Get in touch with EOSC-Life

     WP1 RI nominated resources 3: PombeMine: A FAIR workflow-enabled PomBase in the cloud


    We have successfully built a new PombeMine database containing many of the major datasets
    from PomBase. This includes:
    ● Sequence and features
    ● Gene ontology, annotation extensions
    ● Phenotypes, alleles, conditions, penetrance
    ● Protein families and domains
    ● Orthologs
    ● Disease associations
    ● Genetic and physical interactions

    A set of predefined “template” searches with editable default parameters have been created to allow researchers to easily access these data; templates can be filtered by categories such as disease, phenotype, and interaction.

    A number of new features have been added to the new InterMine user interface to improve the user experience, and a number of bugs in the new Blue Genes interface were fixed.

    The new instance was built and deployed on the cloud environment provided by CSC and is available here. We used the Rahti service to build and deploy the new instance; the service allows us to run InterMine software, packaged in Docker containers, on a shared computing platform. We also used the Allas object storage service to store the dataset provided by PomBase.

    The DataDownloader script has been updated to automate the download of data from the PomBase source.


    InterMine Team (Department of Genetics, University of Cambridge)

    PomBase (Department of Biochemistry, University of Cambridge)


    RIs involved

    InterMine is a Recommended Interoperability Resource of ELIXIR. This project has allowed us to test our new InterMine cloud Software-as-a-Service (SaaS) model.
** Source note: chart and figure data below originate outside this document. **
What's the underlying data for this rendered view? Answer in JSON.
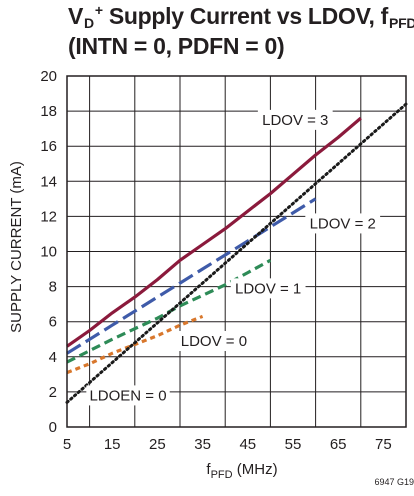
{
  "title": {
    "v": "V",
    "v_sub": "D",
    "sup": "+",
    "mid": " Supply Current vs LDOV, f",
    "f_sub": "PFD",
    "line2": "(INTN = 0, PDFN = 0)"
  },
  "figure_id": "6947 G19",
  "chart_data": {
    "type": "line",
    "xlabel": "f",
    "xlabel_sub": "PFD",
    "xlabel_unit": " (MHz)",
    "ylabel": "SUPPLY CURRENT (mA)",
    "xlim": [
      5,
      80
    ],
    "ylim": [
      0,
      20
    ],
    "xticks": [
      5,
      15,
      25,
      35,
      45,
      55,
      65,
      75
    ],
    "yticks": [
      0,
      2,
      4,
      6,
      8,
      10,
      12,
      14,
      16,
      18,
      20
    ],
    "grid": true,
    "series": [
      {
        "name": "LDOV = 3",
        "color": "#8b1a3c",
        "dash": "solid",
        "x": [
          5,
          10,
          15,
          20,
          25,
          30,
          35,
          40,
          45,
          50,
          55,
          60,
          65,
          70
        ],
        "y": [
          4.6,
          5.5,
          6.5,
          7.4,
          8.4,
          9.5,
          10.4,
          11.3,
          12.3,
          13.3,
          14.4,
          15.5,
          16.5,
          17.6
        ]
      },
      {
        "name": "LDOV = 2",
        "color": "#3f5ba9",
        "dash": "longdash",
        "x": [
          5,
          10,
          15,
          20,
          25,
          30,
          35,
          40,
          45,
          50,
          55,
          60
        ],
        "y": [
          4.2,
          5.0,
          5.8,
          6.6,
          7.4,
          8.2,
          9.0,
          9.8,
          10.6,
          11.4,
          12.2,
          13.0
        ]
      },
      {
        "name": "LDOV = 1",
        "color": "#2e8b57",
        "dash": "dash",
        "x": [
          5,
          10,
          15,
          20,
          25,
          30,
          35,
          40,
          45,
          50
        ],
        "y": [
          3.7,
          4.35,
          5.0,
          5.6,
          6.2,
          6.9,
          7.5,
          8.1,
          8.8,
          9.5
        ]
      },
      {
        "name": "LDOV = 0",
        "color": "#d8772c",
        "dash": "shortdash",
        "x": [
          5,
          10,
          15,
          20,
          25,
          30,
          35
        ],
        "y": [
          3.1,
          3.6,
          4.2,
          4.7,
          5.2,
          5.8,
          6.3
        ]
      },
      {
        "name": "LDOEN = 0",
        "color": "#1a1a1a",
        "dash": "dot",
        "x": [
          5,
          80
        ],
        "y": [
          1.4,
          18.4
        ]
      }
    ],
    "annotations": [
      {
        "text": "LDOV = 3",
        "x": 55.5,
        "y": 17.5
      },
      {
        "text": "LDOV = 2",
        "x": 66,
        "y": 11.6
      },
      {
        "text": "LDOV = 1",
        "x": 49.5,
        "y": 7.9
      },
      {
        "text": "LDOV = 0",
        "x": 37.5,
        "y": 4.9
      },
      {
        "text": "LDOEN = 0",
        "x": 18.5,
        "y": 1.8
      }
    ]
  }
}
    For PomBase users, PombeMine will provide novel data query options, and make some
    commonly used analysis tools more immediately accessible:
    PomBase cuators have already used PombeMine queries in a number of QC workflows to
    access query outputs that are not possible in the PomBase Advanced query interface.
    1. Identification of malformed allele names (for example, to identify missing or non-standard allele names).
    2. Alignment of the manually curated disease gene list with OMIM. This work also identified a large number of causal disease -> gene connections missing from Monarch and 11 diseases missing from the MONDO ontology.

    These 11 terms are under review for addition to MONDO (see here). The API will provide computational access to fission yeast data. This has been used, for example, in the workflow to populate Genestorian with fission yeast allele data (see here).

    Rapid access to analysis tools to lists. The ability to send any user-defined list of interest directly to PombeMine from PomBase, and then to immediately view enrichments to determine both gene ontology and phenotypes for the list, will remove substantial barriers to performing enrichment analyses. Enrichments can be time consuming to perform, and external resources frequently use out-of-date GO data and ontologies (we plan to update PombeMine monthly).
    The ability to create sub-lists using a selection of filters based on orthogonal data types (disease, phenotypes, alleles) and to see the resulting enrichments on-the-fly brings a novel and useful functionality that is not usually available in other popular enrichment tools. Similarly, the ability to obtain genetic and physical interaction network views for any list imported or generated by performing queries will remove technical barriers and time constraints for bench biologists.